The New York Times also elaborates on the situation in "Public Schools in New York City are Poorer and More Crowded, Budget Agency Finds." At the same time as the poverty is on the rise, 450,000 students find themselves enrolled in overcrowded buildings. Class size has been increasing.
The self-anointed, so-called educational "reformers" have been so off the mark. Michelle Rhee argued that if students could only have three good teachers in a row they could free themselves from a cycle of poverty. I suppose there's beauty in simplicity, but one would have to be a simpleton to accept that argument. It also has convenience, I suppose. By targeting teachers as scapegoats, other segments of society are shielded from potential blame. Teachers make an easy target, especially if they can be caught off guard by such stupidity. Teachers are used to helping other people, not defending themselves.
The Ed. reformers have tried so many ideas and failed. Small school sizes did not work. Charter schools, so far, only seem to succeed to the extent that they are not truly public: they exclude some students and kick out others. But while there's profits and whopping salaries to be made, some charter operatives will pour their millions into false advertising and paint themselves as Mother Teresas.
One might as well put a clock on each and every far-fetched "brainy" idea of the educational "reformers," and see how long it takes before it fails. Common Core will not shock students into meeting higher standards when many still struggle with the current standards. Over-evaluating me will not help either. If I am truly ineffective, one doesn't need six observations to conclude that. Just open your eyes and ears to the line of students with complaints and parental phone calls. If I am effective, let me teach in peace as a trusted professional.

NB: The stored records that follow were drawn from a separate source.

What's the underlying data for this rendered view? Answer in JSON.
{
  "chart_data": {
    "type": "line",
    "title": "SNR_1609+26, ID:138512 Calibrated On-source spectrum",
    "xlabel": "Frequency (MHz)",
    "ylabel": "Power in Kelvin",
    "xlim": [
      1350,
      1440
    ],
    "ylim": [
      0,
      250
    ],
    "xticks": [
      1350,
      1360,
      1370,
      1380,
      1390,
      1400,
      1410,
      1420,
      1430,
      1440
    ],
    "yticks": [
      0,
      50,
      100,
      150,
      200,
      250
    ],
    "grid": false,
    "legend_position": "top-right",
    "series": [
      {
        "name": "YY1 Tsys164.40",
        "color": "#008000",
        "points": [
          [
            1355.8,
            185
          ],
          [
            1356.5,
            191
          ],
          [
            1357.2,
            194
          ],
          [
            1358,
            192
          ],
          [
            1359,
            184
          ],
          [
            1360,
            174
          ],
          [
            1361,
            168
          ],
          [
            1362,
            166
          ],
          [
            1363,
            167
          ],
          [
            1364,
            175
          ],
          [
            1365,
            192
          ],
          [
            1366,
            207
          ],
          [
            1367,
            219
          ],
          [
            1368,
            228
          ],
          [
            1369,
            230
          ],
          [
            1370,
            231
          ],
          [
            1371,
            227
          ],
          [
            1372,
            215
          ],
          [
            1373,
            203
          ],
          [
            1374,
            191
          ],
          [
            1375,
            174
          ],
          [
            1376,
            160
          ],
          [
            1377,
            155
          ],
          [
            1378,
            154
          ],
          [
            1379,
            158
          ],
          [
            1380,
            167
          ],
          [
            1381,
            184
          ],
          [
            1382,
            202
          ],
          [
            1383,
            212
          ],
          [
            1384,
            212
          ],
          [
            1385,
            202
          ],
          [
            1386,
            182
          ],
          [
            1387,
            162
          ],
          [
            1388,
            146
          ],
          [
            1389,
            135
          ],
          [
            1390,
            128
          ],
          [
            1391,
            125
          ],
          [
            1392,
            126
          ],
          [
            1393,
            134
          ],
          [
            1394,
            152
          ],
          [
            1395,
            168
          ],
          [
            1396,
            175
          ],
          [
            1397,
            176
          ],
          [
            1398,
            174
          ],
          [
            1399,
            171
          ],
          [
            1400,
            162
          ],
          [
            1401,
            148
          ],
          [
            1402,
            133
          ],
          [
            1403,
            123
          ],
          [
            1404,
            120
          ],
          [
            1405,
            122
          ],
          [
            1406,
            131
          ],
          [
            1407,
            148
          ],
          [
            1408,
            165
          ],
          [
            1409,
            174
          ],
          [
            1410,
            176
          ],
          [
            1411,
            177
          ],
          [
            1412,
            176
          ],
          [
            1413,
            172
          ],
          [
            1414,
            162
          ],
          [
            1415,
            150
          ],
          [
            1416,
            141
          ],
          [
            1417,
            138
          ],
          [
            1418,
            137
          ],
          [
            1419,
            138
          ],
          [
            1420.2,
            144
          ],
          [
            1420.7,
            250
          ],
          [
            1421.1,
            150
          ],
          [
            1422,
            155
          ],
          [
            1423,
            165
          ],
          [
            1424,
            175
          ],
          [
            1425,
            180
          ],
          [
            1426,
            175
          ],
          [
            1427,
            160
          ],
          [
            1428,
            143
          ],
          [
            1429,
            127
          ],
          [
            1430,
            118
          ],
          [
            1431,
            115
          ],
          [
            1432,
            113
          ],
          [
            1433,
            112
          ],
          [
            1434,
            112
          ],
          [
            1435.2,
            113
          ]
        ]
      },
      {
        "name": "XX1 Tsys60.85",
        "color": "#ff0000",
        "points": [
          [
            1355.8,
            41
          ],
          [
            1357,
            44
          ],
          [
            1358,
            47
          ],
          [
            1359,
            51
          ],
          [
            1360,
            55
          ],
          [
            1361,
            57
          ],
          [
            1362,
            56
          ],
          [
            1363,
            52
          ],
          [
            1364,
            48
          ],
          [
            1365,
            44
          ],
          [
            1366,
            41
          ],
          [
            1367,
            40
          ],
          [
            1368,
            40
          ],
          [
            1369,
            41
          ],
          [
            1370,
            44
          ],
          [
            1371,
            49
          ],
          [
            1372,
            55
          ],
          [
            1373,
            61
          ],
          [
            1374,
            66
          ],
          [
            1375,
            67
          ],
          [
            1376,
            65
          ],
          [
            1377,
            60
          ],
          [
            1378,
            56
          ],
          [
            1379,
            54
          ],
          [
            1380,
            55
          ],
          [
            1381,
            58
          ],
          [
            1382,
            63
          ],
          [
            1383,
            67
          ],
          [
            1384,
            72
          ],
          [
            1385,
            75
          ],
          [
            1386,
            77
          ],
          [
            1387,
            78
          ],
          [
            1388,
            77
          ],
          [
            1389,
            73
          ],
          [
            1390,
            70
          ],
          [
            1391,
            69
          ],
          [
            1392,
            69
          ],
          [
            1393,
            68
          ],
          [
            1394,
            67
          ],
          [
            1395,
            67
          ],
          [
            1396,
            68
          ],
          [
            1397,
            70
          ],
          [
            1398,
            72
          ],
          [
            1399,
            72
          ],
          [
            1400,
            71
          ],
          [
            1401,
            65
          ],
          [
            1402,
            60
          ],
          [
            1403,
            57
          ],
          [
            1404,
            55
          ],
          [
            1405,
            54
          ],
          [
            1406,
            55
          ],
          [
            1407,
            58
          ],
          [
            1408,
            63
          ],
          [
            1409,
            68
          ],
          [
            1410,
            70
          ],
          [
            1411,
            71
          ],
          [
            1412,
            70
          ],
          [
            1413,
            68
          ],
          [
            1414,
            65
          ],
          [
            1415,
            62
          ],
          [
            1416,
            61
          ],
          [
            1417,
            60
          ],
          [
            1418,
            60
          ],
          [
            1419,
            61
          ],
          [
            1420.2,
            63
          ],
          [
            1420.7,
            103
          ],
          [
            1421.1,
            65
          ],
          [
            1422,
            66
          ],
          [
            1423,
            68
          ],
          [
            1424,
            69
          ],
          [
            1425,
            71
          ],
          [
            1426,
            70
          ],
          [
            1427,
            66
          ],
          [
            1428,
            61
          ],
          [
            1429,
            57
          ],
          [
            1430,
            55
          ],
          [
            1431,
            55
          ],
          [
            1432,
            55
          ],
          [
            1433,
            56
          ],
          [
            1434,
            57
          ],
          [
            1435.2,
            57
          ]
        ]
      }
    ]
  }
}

Schools reflect society's problems. They do not cause them. If students' basic needs are not being met outside of school, learning becomes very difficult. More than at other times, students need to feel secure in classrooms of a smaller size. They need more individual attention, care and comfort alongside the academia. All of this seems like common sense to me, but, then, in these days of educational deformity, I often find myself falling back on the words of Voltaire: "Common sense is not so common."